Overview of Clustering
In machine learning, unsupervised learning help us to solve the problems by learning the data and classifying it without labels. And the clustering algorithm is a powerful unsupervised tool to discover hidden data structure and unknown features. If you’re working with large volumes of unstructured data, it will be better to partition the data into some sort of logical groupings before any analysis. At present, we are using clustering techniques everywhere, such as in identifying fraudulent or criminal activity, spam email filter, optimizing the network traffic flow and so on. They can use a large amount of unlabeled data to construct powerful clustering groups.

A cluster refers to a collection of data points aggregated together because of certain similarities. There are several basic clustering algorithms, like Hierarchical clustering, K-means clustering or density-based clustering, to be applied for different types of problems:
- Hierarchical clustering is an algorithm that attempts to establish a hierarchy of cluster. It has two strategies, one is “bottom-up” approach, Agglomerative, which assumes that each observation is an independent cluster, and then merges two adjacent clusters at each level to reach the highest level. And the other is “top-down” approach, Divisive, which assumes that all observations belong to the same cluster, and then separates the relatively dissimilar observations in each cluster to the next level.
- K-means clustering is an algorithm trying to find k different clusters, where k is specified in advanced, and the center of each cluster is calculated by using the mean value of the observations in the same cluster. And this post will be focus on this clustering algorithm.
- Density-based clustering algorithm assumes that the cluster structure can be determined by the tightness of the sample distribution. Normally, the algorithm examines the connection between samples from the perspective of sample density, and continuously expands clusters based on connectable samples to obtain the final clustering results.
K-means
K-means clustering algorithm is originated from a vector quantization method in signal processing, and is now popular as a clustering method in the field of data mining. The purpose of K-means clustering is to divide n observations into k clusters, such that each observation belongs to the nearest mean, which is also call the centroid. One thing to be noted is that K-means is completely different from K-nearest neighbors (KNN), one classification method of supervised learning, although they both have the letter K in their name, which is a coincidence.

Let’s take a look about how naïve K-means clustering works.
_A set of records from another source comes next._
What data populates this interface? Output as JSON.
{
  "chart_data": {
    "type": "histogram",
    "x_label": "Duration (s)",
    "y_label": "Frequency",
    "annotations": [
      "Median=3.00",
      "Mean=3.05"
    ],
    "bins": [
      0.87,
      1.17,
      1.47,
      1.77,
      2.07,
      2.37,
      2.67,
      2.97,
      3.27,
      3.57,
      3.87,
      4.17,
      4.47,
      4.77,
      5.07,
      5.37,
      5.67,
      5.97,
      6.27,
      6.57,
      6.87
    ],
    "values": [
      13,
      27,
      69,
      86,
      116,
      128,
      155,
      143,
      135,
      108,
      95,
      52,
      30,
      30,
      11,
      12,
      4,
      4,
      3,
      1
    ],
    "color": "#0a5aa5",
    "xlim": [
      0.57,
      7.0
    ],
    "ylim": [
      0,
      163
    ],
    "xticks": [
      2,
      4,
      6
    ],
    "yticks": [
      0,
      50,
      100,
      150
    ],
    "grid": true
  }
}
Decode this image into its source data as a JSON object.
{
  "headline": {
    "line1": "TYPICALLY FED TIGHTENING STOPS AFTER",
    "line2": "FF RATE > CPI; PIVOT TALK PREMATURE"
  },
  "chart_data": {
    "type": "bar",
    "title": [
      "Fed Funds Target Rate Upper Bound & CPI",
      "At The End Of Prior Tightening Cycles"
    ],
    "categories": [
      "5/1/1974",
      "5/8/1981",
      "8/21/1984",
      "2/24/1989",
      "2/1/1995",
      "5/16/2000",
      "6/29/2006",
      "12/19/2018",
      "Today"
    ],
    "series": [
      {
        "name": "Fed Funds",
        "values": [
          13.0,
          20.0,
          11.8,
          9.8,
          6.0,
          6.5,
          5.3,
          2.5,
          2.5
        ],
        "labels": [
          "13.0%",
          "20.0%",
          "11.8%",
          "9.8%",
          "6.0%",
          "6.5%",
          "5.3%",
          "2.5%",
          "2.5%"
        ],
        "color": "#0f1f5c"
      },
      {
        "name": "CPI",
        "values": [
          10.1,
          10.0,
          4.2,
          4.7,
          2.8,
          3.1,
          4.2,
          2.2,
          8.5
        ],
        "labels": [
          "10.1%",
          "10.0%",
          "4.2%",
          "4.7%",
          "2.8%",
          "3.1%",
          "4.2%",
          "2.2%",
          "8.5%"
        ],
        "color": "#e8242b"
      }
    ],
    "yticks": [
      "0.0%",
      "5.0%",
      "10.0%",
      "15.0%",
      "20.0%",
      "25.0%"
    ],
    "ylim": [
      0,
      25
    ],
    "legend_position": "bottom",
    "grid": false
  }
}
K-means is an iterative process, the algorithm is composed of four steps:
Select K random data points in the data space as the initial centroids, and each point represents a cluster center;
Assign each observation to the closest cluster by calculating its Euclidean distance with respect to each centroid;
Update the new cluster centroid by computing the average of the assigned observations within one cluster;
Repeat step 2 and 3 until no centroids position change.
Implementation of naïve K-means clustering
First of all, define a generator function to generate some artificial cluster testing data:
# Generate clustering data by uniformly distributed data points around certain origin
def fake_data(n = 100, R = 1, min_ = 0, max_ = 1, center_x = 0 , center_y = 0):
pi = math.pi
r = R * np.sqrt(np.random.uniform(min_, max_, size = n))
theta = np.random.uniform(min_, max_, size = n) * 2 * pi
x = center_x + np.cos(theta) * r
y = center_y + np.sin(theta) * r
df = np.column_stack([x,y])
df = pd.DataFrame(df)
df.columns = ['x','y']
return(df)
Let’s assume that we have three different groups of data points, which are gathering around theoretical centroids $(x, y) \in [(5, 30), (30, 10), (50, 50)]$:
# 'Random' initilization
np.random.seed(10)
# Create data
group_1 = fake_data(n = 30,R = 10, center_x = 5, center_y = 30)
group_2 = fake_data(n = 30,R = 10, center_x = 30, center_y = 10)
group_3 = fake_data(n = 30,R = 10, center_x = 50, center_y = 50)
# Merge into one testing data pool
data = group_1.append(group_2).append(group_3)
data.head()
x | y | |
---|---|---|
0 | 7.986546 | 21.740908 |
1 | 3.572751 | 29.804669 |
2 | 11.684570 | 25.677808 |
3 | 1.353208 | 37.847375 |
4 | 10.950436 | 33.800396 |
Visualize the scatter data plots in data space:
# Plot pre-cluster data
plt.scatter(data['x'], data['y'], c = 'black', alpha=0.3, edgecolors='none')
plt.xlabel('Feature 1')
plt.ylabel('Feature 2')
plt.title('Pre-cluster data')
plt.show()
Although K-means clustering is computationally difficult, which belongs to NP-hard, however, efficient heuristic algorithms can help to converge quickly to a local optimum.